The whole time, he kept a dark secret: In 1965, at age 16, Miller pleaded guilty to the second-degree murder of another teenager in Philadelphia, serving four and a half years in prison. Shortly after, he served another five for a series of armed robberies.

Miller was publicly identified in the Philadelphia Daily News after pleading guilty to the murder charge, according to research conducted by Sports Illustrated, but nobody seemed to notice as he entered and progressed through the corporate world. It stayed that way until October, when he and his daughter Laila Lacy announced they were co-writing and publishing a tell-all memoir, "Jump: My Secret Journey From the Streets to the Boardroom."

The memoir published last month — and writing it was freeing, Miller told Sports Illustrated in October. More importantly, he said: He hoped it could prove that formerly incarcerated people are capable of rehabilitation and success.

"It's really about making sure that people understand that formerly incarcerated people can make a contribution," Miller said. "And that person's mistake, or the worst mistake that they make in their life, shouldn't control what happens with the rest of [their] life."

Miller, now in his 70s, added that "some of the most creative, intelligent, smart people" he has met were in prison. All of their talents and abilities were "being wasted inside the jails," he said.

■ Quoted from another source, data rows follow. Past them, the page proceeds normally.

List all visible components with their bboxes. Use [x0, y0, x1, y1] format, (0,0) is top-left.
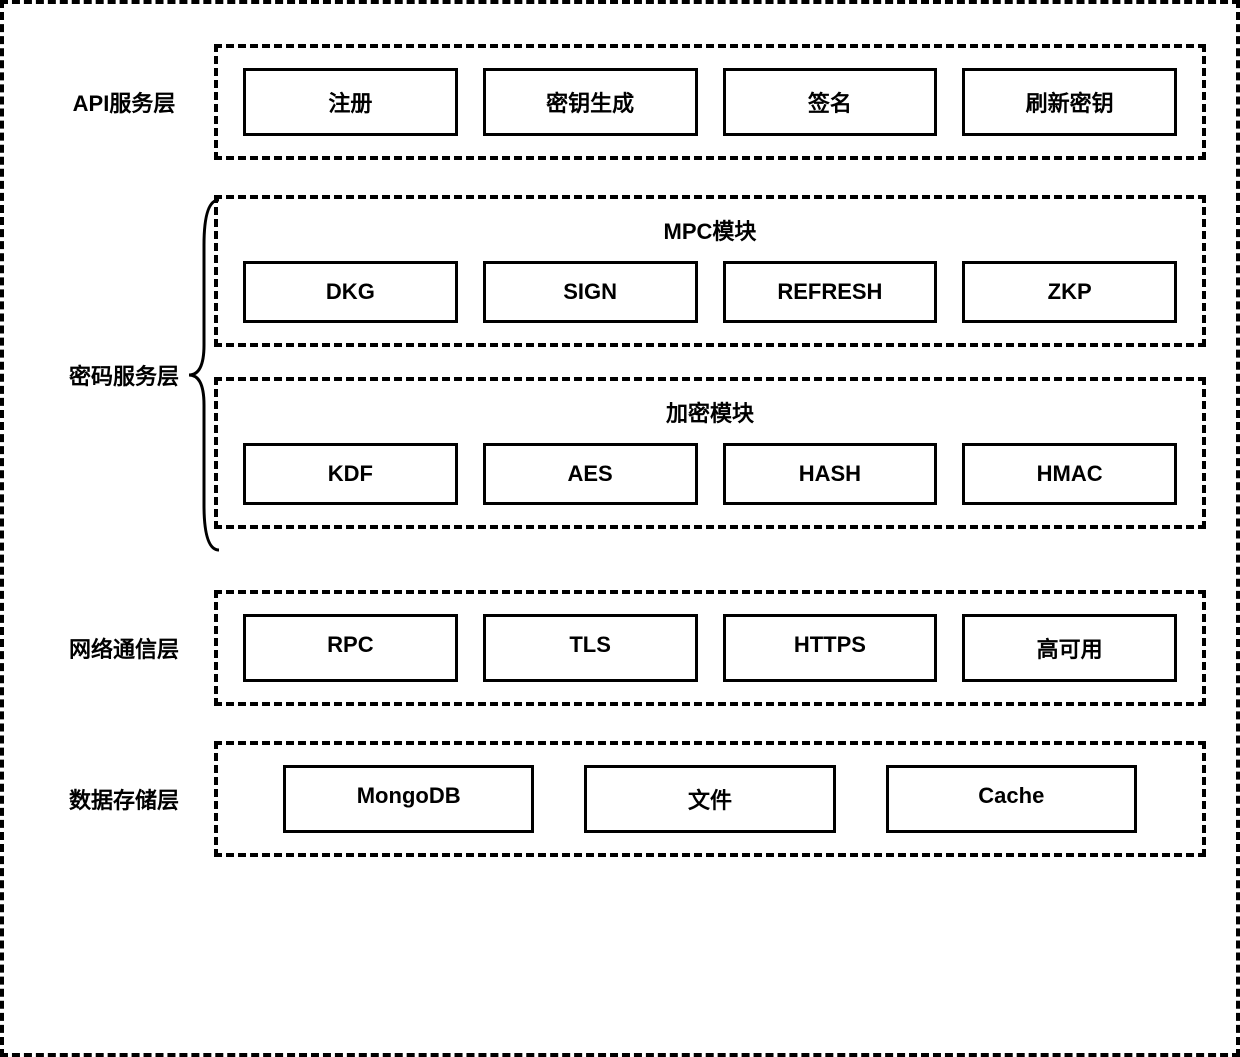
api-box-keygen: 密钥生成: [483, 68, 698, 136]
encrypt-module-box: 加密模块 KDF AES HASH HMAC: [214, 377, 1206, 529]
encrypt-box-hash: HASH: [723, 443, 938, 505]
encrypt-box-hmac: HMAC: [962, 443, 1177, 505]
crypto-layer-label: 密码服务层: [69, 359, 179, 391]
crypto-layer-label-wrap: 密码服务层: [34, 195, 214, 555]
mpc-box-sign: SIGN: [483, 261, 698, 323]
network-layer-content: RPC TLS HTTPS 高可用: [214, 590, 1206, 706]
encrypt-box-kdf: KDF: [243, 443, 458, 505]
mpc-box-refresh: REFRESH: [723, 261, 938, 323]
api-box-row: 注册 密钥生成 签名 刷新密钥: [243, 68, 1177, 136]
network-box-tls: TLS: [483, 614, 698, 682]
network-dashed-box: RPC TLS HTTPS 高可用: [214, 590, 1206, 706]
api-box-register: 注册: [243, 68, 458, 136]
storage-layer-row: 数据存储层 MongoDB 文件 Cache: [34, 741, 1206, 857]
storage-box-mongodb: MongoDB: [283, 765, 534, 833]
storage-dashed-box: MongoDB 文件 Cache: [214, 741, 1206, 857]
api-box-refresh: 刷新密钥: [962, 68, 1177, 136]
mpc-module-title: MPC模块: [243, 214, 1177, 246]
network-box-ha: 高可用: [962, 614, 1177, 682]
api-layer-content: 注册 密钥生成 签名 刷新密钥: [214, 44, 1206, 160]
network-layer-row: 网络通信层 RPC TLS HTTPS 高可用: [34, 590, 1206, 706]
storage-box-cache: Cache: [886, 765, 1137, 833]
architecture-diagram: API服务层 注册 密钥生成 签名 刷新密钥 密码服务层 MPC模块: [0, 0, 1240, 1057]
encrypt-module-title: 加密模块: [243, 396, 1177, 428]
network-layer-label: 网络通信层: [34, 632, 214, 664]
encrypt-box-aes: AES: [483, 443, 698, 505]
encrypt-box-row: KDF AES HASH HMAC: [243, 443, 1177, 505]
api-box-sign: 签名: [723, 68, 938, 136]
storage-box-file: 文件: [584, 765, 835, 833]
mpc-box-dkg: DKG: [243, 261, 458, 323]
api-layer-label: API服务层: [34, 86, 214, 118]
network-box-https: HTTPS: [723, 614, 938, 682]
api-dashed-box: 注册 密钥生成 签名 刷新密钥: [214, 44, 1206, 160]
crypto-layer-content: MPC模块 DKG SIGN REFRESH ZKP 加密模块 KDF AES …: [214, 195, 1206, 555]
api-layer-row: API服务层 注册 密钥生成 签名 刷新密钥: [34, 44, 1206, 160]
curly-brace-icon: [184, 195, 224, 555]
mpc-module-box: MPC模块 DKG SIGN REFRESH ZKP: [214, 195, 1206, 347]
network-box-rpc: RPC: [243, 614, 458, 682]
storage-layer-label: 数据存储层: [34, 783, 214, 815]
network-box-row: RPC TLS HTTPS 高可用: [243, 614, 1177, 682]
crypto-layer-row: 密码服务层 MPC模块 DKG SIGN REFRESH ZKP 加密模块 KD…: [34, 195, 1206, 555]
mpc-box-zkp: ZKP: [962, 261, 1177, 323]
storage-box-row: MongoDB 文件 Cache: [243, 765, 1177, 833]
storage-layer-content: MongoDB 文件 Cache: [214, 741, 1206, 857]
mpc-box-row: DKG SIGN REFRESH ZKP: [243, 261, 1177, 323]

While incarcerated, Miller pursued an education using Pell grants available to inmates. Then, he attended college through a day-release program. On Sunday, he told CNN that the experience "made me start to believe that I could actually change my life."

Around the same time as his release, he graduated from Temple University at age 30. He was an interview away from landing a position at a major accounting firm when he decided to disclose his criminal background. He didn't get the job, and spent the rest of his career hiding his previous incarceration.

Miller told Sports Illustrated he never lied on an application, but could usually find loopholes. Most applications only asked if he'd been convicted in the prior five years, he said. But as he became more successful, he started suffering migraine headaches and nightmares.

"There was always this tension and this fear that somehow this is going to come out, and it's going to ruin everything I've built up to this point," he told CNN.

Lacy told Sports Illustrated that she spent years encouraging Miller to break that tension by writing the book. And Miller said he consulted with a close circle of friends and colleagues, including NBA legend Michael Jordan and Nike co-founder Phil Knight, before deciding to do it.

Ahead of the book's release, some controversy did erupt: The family of the teenager Miller killed in 1965 felt blindsided, especially when the Sports Illustrated article publicly named the victim, then-18-year-old Edward White.

In December, Miller met with White's sister, Barbara Mack, and his two children, Hasan Adams and Azizah Arline. Mack and Adams told the New York Times they could forgive Miller. Arline said she needed more time.

According to the Times, Miller in is discussions with the family to establish a scholarship foundation, funded in perpetuity, to help White's descendants — and potentially others, too — attend college or trade school.

"If nothing else comes out of this book … the most important thing for me is to be able to know that in spite of the pain and hurt I caused their family, that they're willing to forgive me," Miller told CNBC's "The News with Shepard Smith" last month.